Reduced-intensity conditioning (RIC) before hematopoietic stem cell transplantation (HCT) in children could result in fewer complications during follow-up compared with myeloablative regimens. Hence, many RIC regimens are under investigation, but long-term follow-up is essential. We describe late follow-up beyond 2 years post-HCT in 43 children with nonmalignant disorders who underwent related or unrelated donor (56%) HCT on a multicenter study using a RIC regimen (alemtuzumab, fludarabine, and melphalan) followed by bone marrow (n = 30), peripheral blood (n = 3), or umbilical cord blood (n = 10) HCT for immune dysfunction, bone marrow failure, metabolic disorders, or hemoglobinopathy. Recipients (median age, 7.5 years; range, 3 to 26) underwent HCT 2 to 8 years (median, 3.1 years) before this report. Full donor (67%) or stable mixed chimerism (33%) was noted without late graft rejection. Five patients (12%) required systemic immunosuppression therapy (IST) beyond 2 years post-HCT for graft-versus-host disease (GVHD); 2 patients died 38 and 79 months later, whereas the others improved, enabling an IST wean. Overall, 17 complications were documented in 10 patients (23%). Complications not related to GVHD included hypothyroidism (n = 2), low grade neoplasms (n = 2), and delayed puberty (n = 1). One patient with GVHD had ovarian failure; all other postpubertal females resumed normal ovarian function. Twenty-seven of 28 school-age recipients were functioning at grade level. RIC HCT recipients thus had few regimen-related toxicities during long-term follow-up. However, objective long-term follow-up is still necessary to identify complications so timely intervention may be planned.

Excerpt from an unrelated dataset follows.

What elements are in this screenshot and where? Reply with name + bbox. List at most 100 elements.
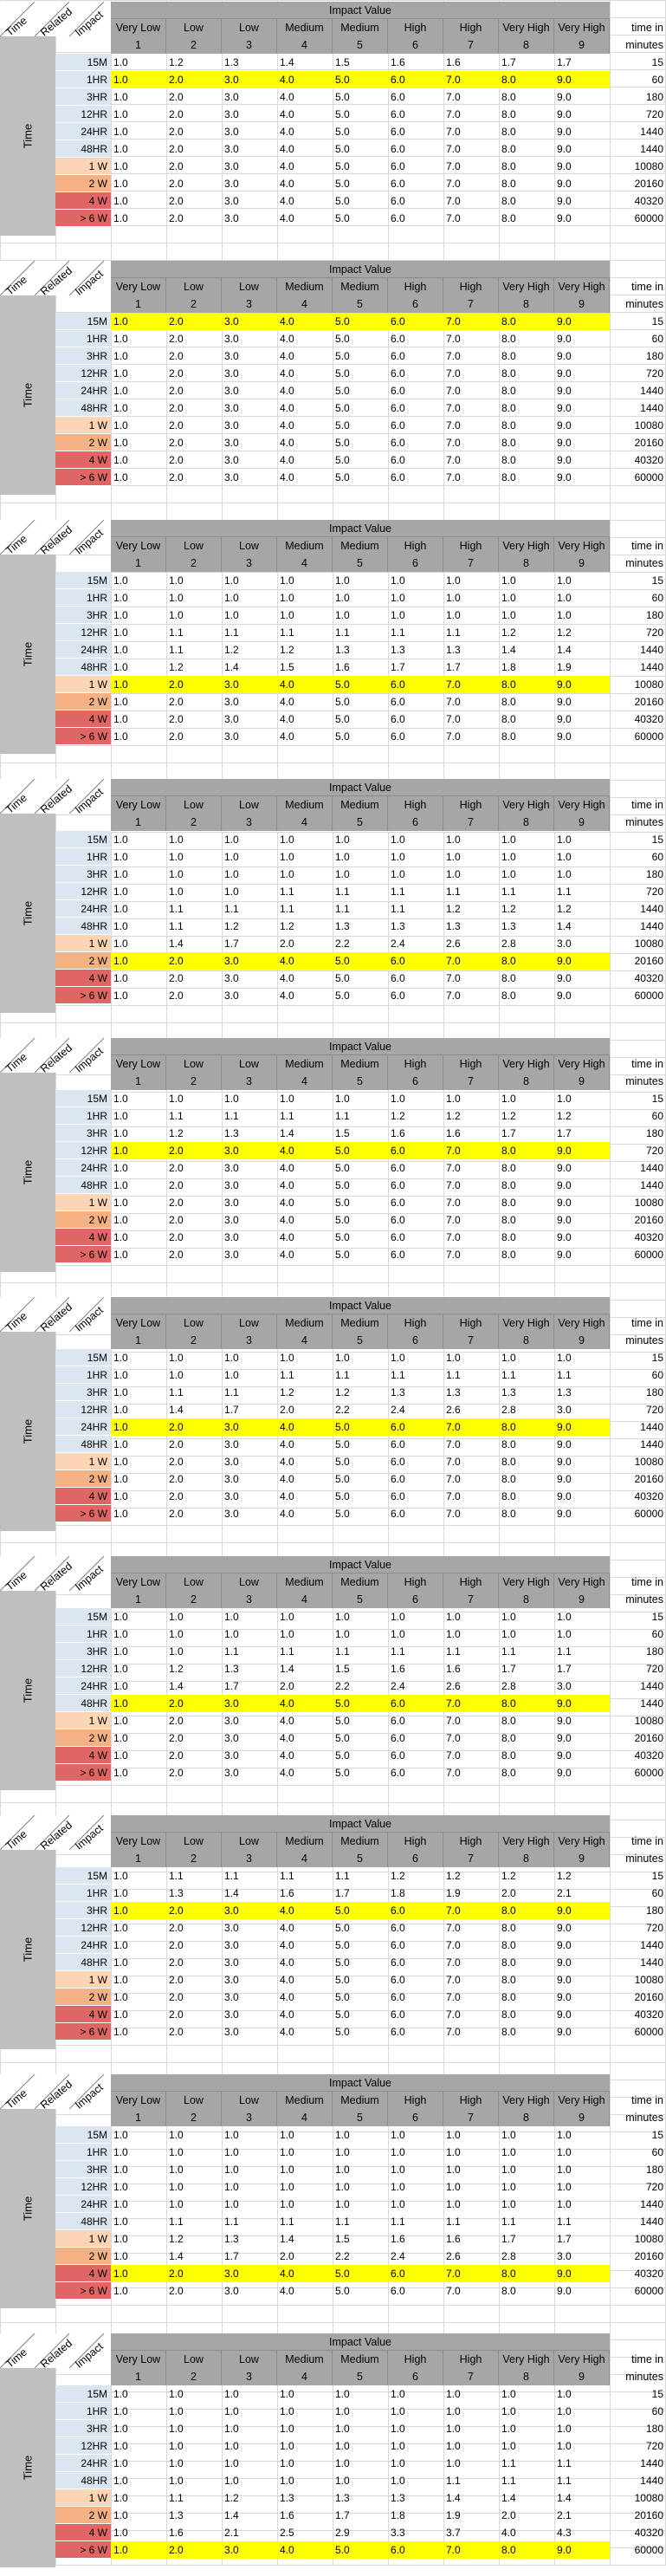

与清髓性方案相比,儿童造血干细胞移植(HCT)前采用减低强度预处理(RIC)可使随访期间的并发症减少。因此,许多RIC方案正在研究中,但长期随访至关重要。我们描述了43例非恶性疾病儿童在接受HCT 2年以上的后期随访情况,这些儿童在一项多中心研究中接受了相关或无关供者(56%)的HCT,采用RIC方案(阿仑单抗、氟达拉滨和美法仑),随后进行骨髓(n = 30)、外周血(n = 3)或脐带血(n = 10)HCT,用于免疫功能障碍、骨髓衰竭、代谢紊乱或血红蛋白病。在本报告之前,受者(中位年龄7.5岁;范围3至26岁)在2至8年(中位3.1年)前接受了HCT。观察到完全供者嵌合(67%)或稳定混合嵌合(33%),无晚期移植物排斥。5例患者(12%)在HCT后2年以上因移植物抗宿主病(GVHD)需要全身免疫抑制治疗(IST);2例患者分别在38个月和79个月后死亡,而其他患者病情改善,能够停用IST。总体而言,10例患者(23%)记录了17例并发症。与GVHD无关的并发症包括甲状腺功能减退(n = 2)、低度肿瘤(n = 2)和青春期延迟(n = 1)。1例GVHD患者出现卵巢功能衰竭;所有其他青春期后的女性恢复了正常卵巢功能。28例学龄受者中有27例学业成绩达标。因此,RIC HCT受者在长期随访期间与方案相关的毒性反应很少。然而,仍需要进行客观的长期随访以识别并发症,以便能够计划及时干预。